Utiliser des matières premières naturelles


Pernod Ricard utilise des matières premières naturelles pour composer ses vins et spiritueux : raisin, céréales, betterave (servant à produire l’alcool), canne à sucre et plantes aromatiques.
Pour protéger ces ressources naturelles, le Groupe applique les principes de l’agriculture raisonnée et favorise la protection de la biodiversité.

Promouvoir une agriculture raisonnée


L’agriculture raisonnée correspond à une « démarche globale de gestion d’exploitation qui vise, au-delà du respect de la réglementation, à renforcer les impacts positifs des pratiques agricoles sur l’environnement et à en réduire les effets négatifs, sans remettre en cause la rentabilité économique des exploitations ». (Source : ministère de l’Agriculture et de la Pêche). 

La démarche d’agriculture raisonnée se fonde notamment sur les principes suivants : 
- préserver sur le long terme la fertilité des sols,
- lutter contre l’érosion des sols par des pratiques appropriées,
- réduire les risques de pollution du milieu naturel par les fertilisants en équilibrant la fertilisation (dates et doses d’apport adaptées aux besoins des plantes) et en ne faisant usage de produits phytosanitaires que lorsque cela est nécessaire et justifié,
- participer à une gestion économe et équilibrée des ressources en eau. (Source : ministère de l’Agriculture et de la Pêche). 

Systématiquement mis en œuvre dans les domaines viticoles gérés en propre par le Groupe (plus de 10 000 hectares à travers le monde), ces principes ont également été étendus aux fournisseurs de Pernod Ricard.

En Nouvelle-Zélande, un procédé de valorisation des déchets de production a été mis en œuvre : les marcs compostés sont réincorporés dans les vignobles. En 2006/2007, 1300 tonnes de marcs (résidus de vinification) ont ainsi été compostés et réutilisés comme fertilisant. Résultat : les apports d’engrais minéral ont diminué de 280 tonnes et ceux de matière organique de plus de 2 000 tonnes.
De plus, la filiale locale Montana utilise des techniques biologiques (pièges à phéromones) ou physiques (filets) respectueuses de l’environnement pour protéger ses vignobles des insectes ou des oiseaux.

En Arménie, les viticulteurs de la filiale Yerevan Brandy Company, 1er producteur de brandy arménien, bénéficient des conseils d’une équipe intégrée de 7 agronomes pour optimiser les traitements phytosanitaires et les apports de fertilisants. Ces dernières années, les efforts de la filiale ont porté notamment sur la valorisation des déchets solides qui sont dorénavant recyclés et sur celle des sous-produits de distillation (vinasses).
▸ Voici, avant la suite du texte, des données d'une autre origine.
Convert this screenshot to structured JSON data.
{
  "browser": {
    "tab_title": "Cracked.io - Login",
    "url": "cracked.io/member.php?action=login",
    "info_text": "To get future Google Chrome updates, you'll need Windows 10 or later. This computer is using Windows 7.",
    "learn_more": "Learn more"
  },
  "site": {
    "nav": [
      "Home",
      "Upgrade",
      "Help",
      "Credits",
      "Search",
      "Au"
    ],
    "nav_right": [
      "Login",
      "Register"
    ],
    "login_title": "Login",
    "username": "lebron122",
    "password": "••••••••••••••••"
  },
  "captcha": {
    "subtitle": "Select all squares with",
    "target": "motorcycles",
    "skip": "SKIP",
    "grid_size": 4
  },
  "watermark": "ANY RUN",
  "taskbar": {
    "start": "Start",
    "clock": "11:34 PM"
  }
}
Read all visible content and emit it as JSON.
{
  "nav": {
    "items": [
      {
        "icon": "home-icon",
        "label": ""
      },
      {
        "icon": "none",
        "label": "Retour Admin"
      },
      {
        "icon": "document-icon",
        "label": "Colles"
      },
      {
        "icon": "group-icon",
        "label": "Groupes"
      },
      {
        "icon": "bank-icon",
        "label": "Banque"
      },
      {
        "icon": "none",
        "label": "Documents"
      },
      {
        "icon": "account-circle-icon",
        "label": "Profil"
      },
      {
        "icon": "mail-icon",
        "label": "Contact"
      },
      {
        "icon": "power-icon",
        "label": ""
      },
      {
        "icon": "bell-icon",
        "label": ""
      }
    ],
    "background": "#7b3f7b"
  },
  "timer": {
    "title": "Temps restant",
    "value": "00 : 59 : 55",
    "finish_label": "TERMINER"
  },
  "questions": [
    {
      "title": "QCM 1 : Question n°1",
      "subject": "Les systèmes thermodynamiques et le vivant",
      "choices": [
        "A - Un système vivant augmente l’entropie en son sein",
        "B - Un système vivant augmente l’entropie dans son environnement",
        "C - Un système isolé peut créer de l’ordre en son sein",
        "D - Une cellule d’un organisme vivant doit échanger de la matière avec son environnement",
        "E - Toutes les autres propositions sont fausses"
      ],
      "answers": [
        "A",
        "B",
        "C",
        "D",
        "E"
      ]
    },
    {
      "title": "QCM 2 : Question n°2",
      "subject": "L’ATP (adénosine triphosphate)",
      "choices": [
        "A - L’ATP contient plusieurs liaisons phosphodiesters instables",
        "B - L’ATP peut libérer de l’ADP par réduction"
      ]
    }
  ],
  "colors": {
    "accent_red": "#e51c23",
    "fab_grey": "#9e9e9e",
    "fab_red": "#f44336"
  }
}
Auparavant rejetées dans les réseaux publics, les vinasses permettent de convertir des sols salins de la région en terres arables et constituent un engrais organique pour les terres locales.

En Argentine, l’irrigation traditionnelle est progressivement remplacée par du goutte-à-goutte. L’économie d’eau annuelle moyenne avoisine les 6 000 mètres cubes par hectare.

A Livramento au Brésil, les stations de préparation des produits de traitement ont été équipées d’aires de rétention pour éviter la pollution des sols. En outre, des méthodes de plantation performantes ont été appliquées pour limiter l’érosion.

En France, le Cognac Martell porte une attention particulière aux effluents viticoles : des aires de lavage des matériels agricoles adaptées à l’épuration biologique des eaux usées ont été mises en place.


Protéger la biodiversité


Un exemple, parmi d’autres, illustre la volonté de Pernod Ricard de préserver la biodiversité : la mise en culture de la grande gentiane jaune

Cette plante pousse à l’état sauvage dans les zones d’alpage. Elle peut vivre 50 ans et met 10 ans à fleurir la 1ère fois. La grande gentiane jaune est essentielle à la fabrication de l’apéritif Suze : elle lui apporte son amertume. 

Dès les années 1970, cette plante fait l’objet d’études de mise en culture. Objectifs : préserver les zones d’alpage et limiter l’exploitation de la flore sauvage. Résultats : en 2006, Pernod Ricard exploite directement 70 hectares de gentiane de culture qui couvrent 50 % de ses besoins.